Start off with my video!!! You can also try it with zero setup (you can code right there on the static web page, it will save your edits in the browser indexed DB, and hotpatch them back into the code before it runs it.... also you can grant permission to the browser to read/write to a local directory)

recursi.dev

Seriously, I'm looking for collaborators.

There's upwards of 80,000 lines of code in the editor system, a lot to it to make sure that even newbies don't get stuck.... so that's kind of proof the system works since it doesn't break down when the codebase grows large.

cyanydeez 4 hours ago | parent | prev [-]

I'm aware we're not there yet, but think of something like https://chatjimmy.ai/ ; at some point, you're going to be able to dynamically build the harness so it creates the necessary consistency & dynamicism at a speed unheard of.

But yes, I'm aware no ones got anywhere near there, mostly because most of the focus is on exploding the context and parameters. I'm saying that phase is done.

robbrown451 4 hours ago | parent [-]

I'm not sure what I am looking at with chatjimmy.... what is special about it? Speed?

I'm also not sure what you mean by "we aren't there yet." Where?

Sorry, not trying to be difficult or dense, I'm just not sure what you are referring to.

> mostly because most of the focus is on exploding the context and parameters.

Large context allows a surprising amount of "learning" to happen at inference time rather than training time. I think that is relatively unexplored. As long as the model itself has passed a certain threshold of smarts, and the context is large enough (Gemini and its million token context being WAY past that point) you are not really limited by the model, you are only limited by how good the stuff you feed into that context is.

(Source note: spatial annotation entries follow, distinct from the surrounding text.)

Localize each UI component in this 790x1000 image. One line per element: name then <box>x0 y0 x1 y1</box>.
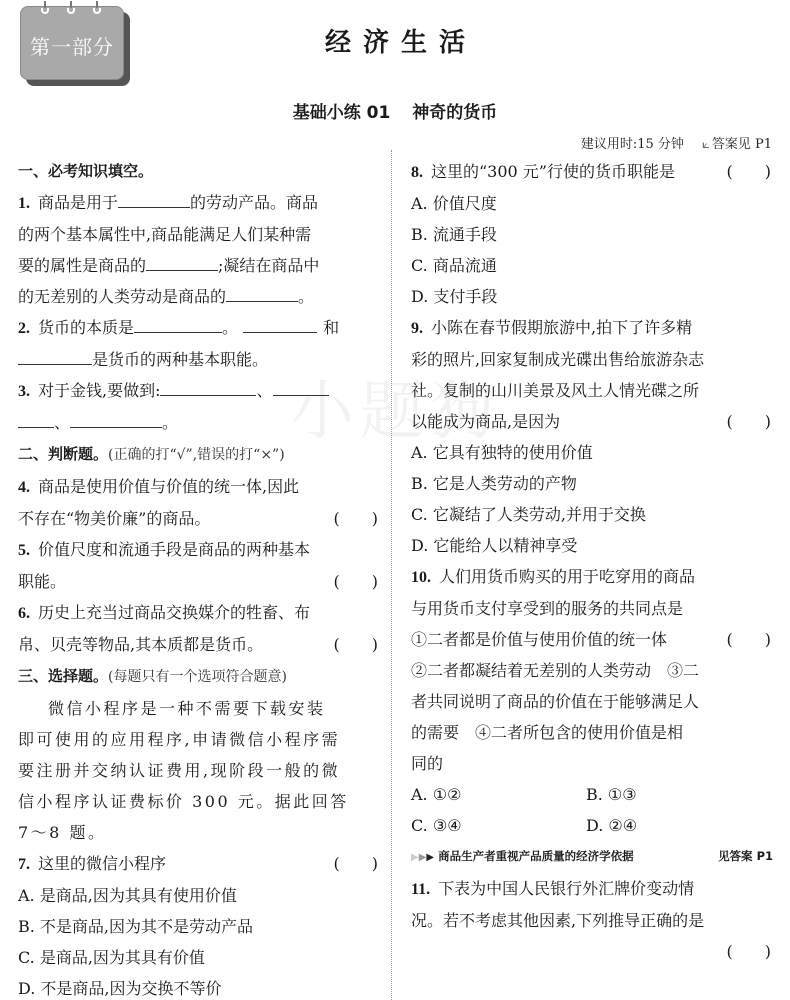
question-number: 6. <box>18 605 30 622</box>
lesson-meta: 建议用时:15 分钟 ⟀答案见 P1 <box>581 133 772 152</box>
column-divider <box>391 150 392 1000</box>
question-4: 4.商品是使用价值与价值的统一体,因此 不存在“物美价廉”的商品。( ) <box>18 471 380 534</box>
question-number: 11. <box>411 881 430 898</box>
statement-4: 的需要 ④二者所包含的使用价值是相 <box>411 717 773 748</box>
statement-3-cont: 者共同说明了商品的价值在于能够满足人 <box>411 686 773 717</box>
option-a[interactable]: A. 价值尺度 <box>411 188 773 219</box>
question-text: 的劳动产品。商品 <box>190 193 318 212</box>
material-text: 7～8 题。 <box>18 817 380 848</box>
binder-ring-icon <box>93 1 101 15</box>
material-text: 即可使用的应用程序,申请微信小程序需 <box>18 724 380 755</box>
question-text: 。 <box>222 318 238 337</box>
right-column: 8.这里的“300 元”行使的货币职能是( ) A. 价值尺度 B. 流通手段 … <box>411 156 773 936</box>
option-b[interactable]: B. ①③ <box>586 779 761 810</box>
option-a[interactable]: A. 它具有独特的使用价值 <box>411 437 773 468</box>
lesson-title: 基础小练 01神奇的货币 <box>0 98 790 123</box>
question-text: 以能成为商品,是因为 <box>411 412 560 431</box>
question-number: 10. <box>411 569 431 586</box>
section-title: 三、选择题。 <box>18 667 108 685</box>
statement-2-3: ②二者都凝结着无差别的人类劳动 ③二 <box>411 655 773 686</box>
answer-parentheses[interactable]: ( ) <box>727 936 772 967</box>
question-2: 2.货币的本质是。 和 是货币的两种基本职能。 <box>18 312 380 375</box>
question-number: 9. <box>411 320 423 337</box>
question-number: 7. <box>18 856 30 873</box>
option-d[interactable]: D. ②④ <box>586 810 761 841</box>
section-note: (正确的打“√”,错误的打“×”) <box>108 447 285 463</box>
section-heading-judgement: 二、判断题。(正确的打“√”,错误的打“×”) <box>18 438 380 471</box>
answer-blank[interactable] <box>70 409 162 428</box>
question-text: 小陈在春节假期旅游中,拍下了许多精 <box>431 318 692 337</box>
question-text: 这里的“300 元”行使的货币职能是 <box>431 162 675 181</box>
section-title: 二、判断题。 <box>18 445 108 463</box>
question-number: 5. <box>18 542 30 559</box>
question-7: 7.这里的微信小程序( ) A. 是商品,因为其具有使用价值 B. 不是商品,因… <box>18 848 380 1000</box>
answer-blank[interactable] <box>273 377 329 396</box>
option-c[interactable]: C. 是商品,因为其具有价值 <box>18 942 380 973</box>
separator: 、 <box>256 381 272 400</box>
question-text: 社。复制的山川美景及风土人情光碟之所 <box>411 375 773 406</box>
question-text: 的两个基本属性中,商品能满足人们某种需 <box>18 219 380 250</box>
question-text: 是货币的两种基本职能。 <box>92 350 268 369</box>
question-number: 3. <box>18 383 30 400</box>
question-number: 4. <box>18 479 30 496</box>
question-text: 帛、贝壳等物品,其本质都是货币。 <box>18 635 263 654</box>
question-text: 。 <box>298 287 314 306</box>
question-text: 人们用货币购买的用于吃穿用的商品 <box>439 567 695 586</box>
question-text: 商品是用于 <box>38 193 118 212</box>
question-10: 10.人们用货币购买的用于吃穿用的商品 与用货币支付享受到的服务的共同点是 ( … <box>411 561 773 841</box>
answer-blank[interactable] <box>226 283 298 302</box>
tip-banner: ▶▶▶ 商品生产者重视产品质量的经济学依据 见答案 P1 <box>411 841 773 873</box>
question-text: 和 <box>323 318 339 337</box>
question-8: 8.这里的“300 元”行使的货币职能是( ) A. 价值尺度 B. 流通手段 … <box>411 156 773 312</box>
option-b[interactable]: B. 流通手段 <box>411 219 773 250</box>
option-a[interactable]: A. 是商品,因为其具有使用价值 <box>18 880 380 911</box>
section-note: (每题只有一个选项符合题意) <box>108 669 287 685</box>
answer-parentheses[interactable]: ( ) <box>334 629 379 660</box>
answer-blank[interactable] <box>18 346 92 365</box>
answer-parentheses[interactable]: ( ) <box>334 848 379 879</box>
question-text: ;凝结在商品中 <box>218 256 319 275</box>
question-text: 要的属性是商品的 <box>18 256 146 275</box>
question-text: 下表为中国人民银行外汇牌价变动情 <box>438 879 694 898</box>
option-d[interactable]: D. 支付手段 <box>411 281 773 312</box>
question-number: 1. <box>18 195 30 212</box>
section-heading-fill-blank: 一、必考知识填空。 <box>18 156 380 187</box>
question-3: 3.对于金钱,要做到:、 、。 <box>18 375 380 438</box>
question-text: 不存在“物美价廉”的商品。 <box>18 509 210 528</box>
option-c[interactable]: C. ③④ <box>411 810 586 841</box>
question-text: 价值尺度和流通手段是商品的两种基本 <box>38 540 310 559</box>
question-text: 职能。 <box>18 572 66 591</box>
answer-blank[interactable] <box>146 252 218 271</box>
answer-parentheses[interactable]: ( ) <box>334 566 379 597</box>
option-b[interactable]: B. 不是商品,因为其不是劳动产品 <box>18 911 380 942</box>
question-text: 的无差别的人类劳动是商品的 <box>18 287 226 306</box>
answer-blank[interactable] <box>134 314 222 333</box>
material-text: 要注册并交纳认证费用,现阶段一般的微 <box>18 755 380 786</box>
question-text: 货币的本质是 <box>38 318 134 337</box>
question-1: 1.商品是用于的劳动产品。商品 的两个基本属性中,商品能满足人们某种需 要的属性… <box>18 187 380 312</box>
material-text: 微信小程序是一种不需要下载安装 <box>18 693 380 724</box>
question-text: 与用货币支付享受到的服务的共同点是 <box>411 593 773 624</box>
question-9: 9.小陈在春节假期旅游中,拍下了许多精 彩的照片,回家复制成光碟出售给旅游杂志 … <box>411 312 773 561</box>
option-d[interactable]: D. 它能给人以精神享受 <box>411 530 773 561</box>
binder-ring-icon <box>67 1 75 15</box>
question-number: 8. <box>411 164 423 181</box>
answer-blank[interactable] <box>243 314 317 333</box>
binder-ring-icon <box>41 1 49 15</box>
answer-parentheses[interactable]: ( ) <box>727 406 772 437</box>
answer-blank[interactable] <box>118 189 190 208</box>
question-text: 对于金钱,要做到: <box>38 381 160 400</box>
option-b[interactable]: B. 它是人类劳动的产物 <box>411 468 773 499</box>
option-d[interactable]: D. 不是商品,因为交换不等价 <box>18 973 380 1000</box>
question-text: 历史上充当过商品交换媒介的牲畜、布 <box>38 603 310 622</box>
section-heading-choice: 三、选择题。(每题只有一个选项符合题意) <box>18 660 380 693</box>
tip-text: 商品生产者重视产品质量的经济学依据 <box>438 849 634 863</box>
question-6: 6.历史上充当过商品交换媒介的牲畜、布 帛、贝壳等物品,其本质都是货币。( ) <box>18 597 380 660</box>
check-icon: ⟀ <box>702 137 710 152</box>
question-text: 这里的微信小程序 <box>38 854 166 873</box>
statement-4-cont: 同的 <box>411 748 773 779</box>
question-text: 彩的照片,回家复制成光碟出售给旅游杂志 <box>411 344 773 375</box>
suggested-time: 建议用时:15 分钟 <box>581 137 684 152</box>
question-number: 2. <box>18 320 30 337</box>
option-c[interactable]: C. 它凝结了人类劳动,并用于交换 <box>411 499 773 530</box>
triple-arrow-icon: ▶▶▶ <box>411 849 434 863</box>
question-text: 商品是使用价值与价值的统一体,因此 <box>38 477 299 496</box>
page-title: 经济生活 <box>0 22 790 59</box>
question-11: 11.下表为中国人民银行外汇牌价变动情 况。若不考虑其他因素,下列推导正确的是 … <box>411 873 773 936</box>
option-a[interactable]: A. ①② <box>411 779 586 810</box>
statement-1: ①二者都是价值与使用价值的统一体 <box>411 624 773 655</box>
separator: 、 <box>54 413 70 432</box>
answer-reference: 答案见 P1 <box>712 137 772 152</box>
answer-blank[interactable] <box>18 409 54 428</box>
question-text: 。 <box>162 413 178 432</box>
answer-blank[interactable] <box>160 377 256 396</box>
question-text: 况。若不考虑其他因素,下列推导正确的是 <box>411 905 773 936</box>
answer-parentheses[interactable]: ( ) <box>334 503 379 534</box>
lesson-topic: 神奇的货币 <box>412 103 497 123</box>
left-column: 一、必考知识填空。 1.商品是用于的劳动产品。商品 的两个基本属性中,商品能满足… <box>18 156 380 1000</box>
answer-parentheses[interactable]: ( ) <box>727 156 772 187</box>
option-c[interactable]: C. 商品流通 <box>411 250 773 281</box>
lesson-code: 基础小练 01 <box>293 103 391 123</box>
tip-answer-reference: 见答案 P1 <box>718 841 773 873</box>
material-text: 信小程序认证费标价 300 元。据此回答 <box>18 786 380 817</box>
question-5: 5.价值尺度和流通手段是商品的两种基本 职能。( ) <box>18 534 380 597</box>
reading-material: 微信小程序是一种不需要下载安装 即可使用的应用程序,申请微信小程序需 要注册并交… <box>18 693 380 848</box>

That's what happened when, nearly a year ago, I saw a major leap in capabilities that happened entirely on my end.... not in the AI, but in code written by the AI. I found it genuinely frighting to be honest. I think OpenClaw tapped into something similar, which seemed to surprise a lot of people. There were latent capabilities in the AI that were unknown until brought out by a clever harness.

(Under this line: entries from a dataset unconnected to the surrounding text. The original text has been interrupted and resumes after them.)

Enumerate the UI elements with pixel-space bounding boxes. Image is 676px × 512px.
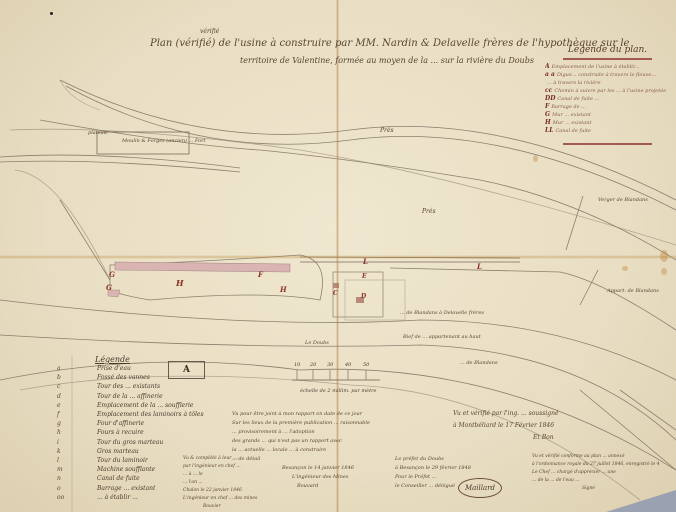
map-letter-H: H [280,285,287,294]
river-text-4: Le Doubs [305,340,329,346]
plateau-label: plateau [88,130,107,136]
legend-left-row: dTour de la ... affinerie [45,392,245,401]
map-letter-F: F [258,270,263,279]
stain [660,250,668,262]
field-label-verger: Verger de Blandans [598,197,648,203]
stain [622,266,628,271]
ordinance-note: Vu et vérifié conforme au plan ... annex… [532,453,660,493]
map-letter-L: L [363,257,368,266]
mill-box-label: Moulin & Forges (ancien) ... Fort [122,138,206,144]
scale-tick: 40 [345,362,351,368]
legend-plan-title: Légende du plan. [545,45,670,55]
river-text-1: ... de Blandans à Delavelle frères [400,310,484,316]
field-label-pres-2: Prés [422,208,436,215]
stain [661,268,667,275]
legend-plan-row: FBarrage de ... [545,103,670,111]
legend-left-row: hFours à recuire [45,428,245,437]
map-letter-L: L [477,262,482,271]
chief-engineer-note: Vu & complété à leur ... par l'ingénieur… [183,455,257,511]
scale-tick: 30 [327,362,333,368]
legend-left-row: fEmplacement des laminoirs à tôles [45,410,245,419]
legend-plan-row: HMur ... existant [545,119,670,127]
legend-left-title: Légende [95,355,245,364]
title-superscript: vérifié [200,28,219,35]
legend-left-row: cTour des ... existants [45,382,245,391]
prefect-signature: Maillard [458,478,502,498]
map-letter-D: D [361,293,366,300]
legend-plan-row: DDCanal de fuite ... [545,95,670,103]
legend-plan-row: AEmplacement de l'usine à établir... [545,63,670,71]
legend-plan-row: ccChemin à suivre par les ... à l'usine … [545,87,670,95]
legend-left-row: bFossé des vannes [45,373,245,382]
field-label-pres-1: Prés [380,127,394,134]
legend-rule [563,143,652,145]
legend-left-row: aPrise d'eau [45,364,245,373]
legend-plan: Légende du plan. AEmplacement de l'usine… [545,45,670,148]
map-letter-H: H [176,278,184,288]
scale-tick: 20 [310,362,316,368]
legend-plan-row: ... à travers la rivière [545,79,670,87]
river-text-3: ... de Blandans [460,360,498,366]
legend-left-row: iTour du gros marteau [45,438,245,447]
verification-note: Vu et vérifié par l'ing. ... soussigné à… [453,408,559,444]
map-letter-G: G [109,270,115,279]
map-letter-G: G [106,283,112,292]
fold-crease-horizontal [0,255,676,259]
map-letter-C: C [333,290,338,297]
stain [50,12,53,15]
scale-tick: 50 [363,362,369,368]
stain [533,155,538,162]
scale-tick: 10 [294,362,300,368]
legend-rule [563,58,652,60]
legend-left-row: eEmplacement de la ... soufflerie [45,401,245,410]
river-text-2: Bief de ... appartenant au haut [403,334,481,340]
map-sheet: Plan (vérifié) de l'usine à construire p… [0,0,676,512]
map-title-line2: territoire de Valentine, formée au moyen… [240,56,534,65]
legend-left-row: gFour d'affinerie [45,419,245,428]
field-label-appartenance: Appart. de Blandans [607,288,659,294]
scale-label: échelle de 2 millim. par mètre [300,388,376,394]
legend-plan-row: GMur ... existant [545,111,670,119]
map-letter-E: E [362,273,367,280]
legend-plan-row: LLCanal de fuite [545,127,670,135]
legend-plan-row: a aDigue... construite à travers le fleu… [545,71,670,79]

cyanydeez 3 hours ago | parent [-]

image a streamlined model whose only job is to build then execute the harness at the speed youre seeing in chat jimmy.

robbrown451 an hour ago | parent [-]

Speed isn't really a big deal for me. I want good quality code. It's already able to generate code 10-100X as fast as I could code it myself.

Anyway, are you speaking of the harness? The harness on mine isn't AI, so speed just isn't an issue.

reddozen 4 hours ago | parent | prev [-]

> Do code harnesses that build themselves count as recursive self improvement, or does it need to be the AI itself to qualify for the term?

Shhh just let the marketing slop wash over you.